Canada's drug approval process involves two separate stages:
First, Health Canada must certify a drug is safe and effective
for public use, then provincial governments must decide if the
drug will be reimbursed under public drug programs. This
combination of federal and provincial decision-making creates
delays or, more often, deprives patients of access to new
medicines.
In 2008, Health Canada took on average 388 days to approve
new drugs for public use, while the provinces added another 316
days to approve new drugs for coverage under provincial drug
plans. This is still a significant improvement from the waits
recorded in 2004, when Health Canada took an average of 839
days and the provinces took 648 days to approve new
prescription drugs-a total of 1,487 days or more than four
years.
But alarmingly, the study found that only 23 per cent of new
drugs approved as safe and effective by Health Canada in 2004
had been approved for either full or partial reimbursement
under provincial drug plans by the end of 2009.
In
Access Delayed, Access Denied
, the authors suggest two specific policy changes to improve
the drug approval process in Canada and speed up access to new
medicines:
Regulatory cooperation with other countries
Canada should take better advantage of the regulatory
knowledge and capacity of other jurisdictions instead of
attempting to duplicate the drug approval process used by the
FDA in the United States. By entering into agreements of mutual
recognition with other countries, new medications already
approved in those countries could be introduced into the
Canadian market far more rapidly, and vice versa.

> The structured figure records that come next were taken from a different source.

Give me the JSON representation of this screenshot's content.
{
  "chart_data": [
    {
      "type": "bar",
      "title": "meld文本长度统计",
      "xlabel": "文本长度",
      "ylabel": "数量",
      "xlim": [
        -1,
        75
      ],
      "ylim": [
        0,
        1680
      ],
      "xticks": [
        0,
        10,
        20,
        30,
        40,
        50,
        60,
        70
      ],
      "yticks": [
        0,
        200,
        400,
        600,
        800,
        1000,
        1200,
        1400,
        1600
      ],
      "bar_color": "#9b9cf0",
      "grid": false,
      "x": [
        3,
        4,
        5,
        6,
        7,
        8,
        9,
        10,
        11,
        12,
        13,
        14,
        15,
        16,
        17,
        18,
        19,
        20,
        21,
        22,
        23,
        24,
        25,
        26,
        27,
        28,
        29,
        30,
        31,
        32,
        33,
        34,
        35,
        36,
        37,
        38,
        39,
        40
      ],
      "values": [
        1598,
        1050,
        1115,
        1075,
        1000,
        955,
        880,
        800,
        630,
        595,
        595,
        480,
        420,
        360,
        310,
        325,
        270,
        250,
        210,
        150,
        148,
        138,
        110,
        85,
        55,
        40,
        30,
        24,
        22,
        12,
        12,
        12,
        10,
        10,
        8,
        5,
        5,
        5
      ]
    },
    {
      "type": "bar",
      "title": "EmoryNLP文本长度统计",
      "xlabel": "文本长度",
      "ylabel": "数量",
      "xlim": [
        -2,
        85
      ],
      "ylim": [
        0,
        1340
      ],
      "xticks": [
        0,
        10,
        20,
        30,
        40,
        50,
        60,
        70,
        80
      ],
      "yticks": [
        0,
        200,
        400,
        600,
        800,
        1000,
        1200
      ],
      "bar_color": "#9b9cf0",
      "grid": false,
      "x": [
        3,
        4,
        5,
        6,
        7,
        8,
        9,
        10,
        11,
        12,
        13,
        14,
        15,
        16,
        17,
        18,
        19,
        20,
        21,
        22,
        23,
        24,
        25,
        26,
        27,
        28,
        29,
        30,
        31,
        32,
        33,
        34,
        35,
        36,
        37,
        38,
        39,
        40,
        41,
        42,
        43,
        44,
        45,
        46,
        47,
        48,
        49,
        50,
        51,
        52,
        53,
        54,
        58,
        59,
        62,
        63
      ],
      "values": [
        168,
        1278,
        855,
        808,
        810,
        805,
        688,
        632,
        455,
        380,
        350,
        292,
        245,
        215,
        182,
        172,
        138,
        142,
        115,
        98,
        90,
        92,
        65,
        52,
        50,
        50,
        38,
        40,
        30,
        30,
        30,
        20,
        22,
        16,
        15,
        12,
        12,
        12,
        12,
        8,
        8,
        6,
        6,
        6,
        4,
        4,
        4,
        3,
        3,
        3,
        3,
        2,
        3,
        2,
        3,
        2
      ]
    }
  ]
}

Canada is currently an observing member of the International
Conference on Harmonization (ICH), which represents
pharmaceutical industry associations and regulatory agencies in
the United States, Japan, and Europe with the goal of
streamlining procedures for drug development and marketing
approval. Canada has implemented a number of the ICH guidelines
but still lags behind its international counterparts on
harmonization efforts.
Replace government drug programs with means-tested
subsidized access to private insurance
The most economically rational way to improve access to new
medicines-without increasing the burden on taxpayers-is to
replace existing public drug plans with a properly regulated,
competitive private-sector insurance market. Under this system,
universal access to catastrophic drug insurance could be
achieved through means-tested subsidies for low-income
Canadians.
Research shows that a very small percentage of Canadians
actually face exorbitant drug costs. Between 1997 and 2002,
only three per cent of Canadian households spent more than five
per cent of their annual income on prescription drugs.
"Offering means-tested subsidies for private drug insurance
would allow low-income patients to choose a drug plan best
suited to meet their medical and financial needs. This approach
would generate significant annual savings for Canadian
taxpayers," Rovere said.
Most private drug insurance plans also include co-payments,
which encourage patients to make cost-efficient choices between
alternative treatments. Consumer sensitivity to prices in turn
creates incentives for physicians to prescribe treatment more
efficiently and for drug manufacturers to invest efficiently in
the development of new drugs.
"The best policy choice for improving access to the newest
prescription drugs is to allow the private insurance market to
compete through price and service," Rovere said.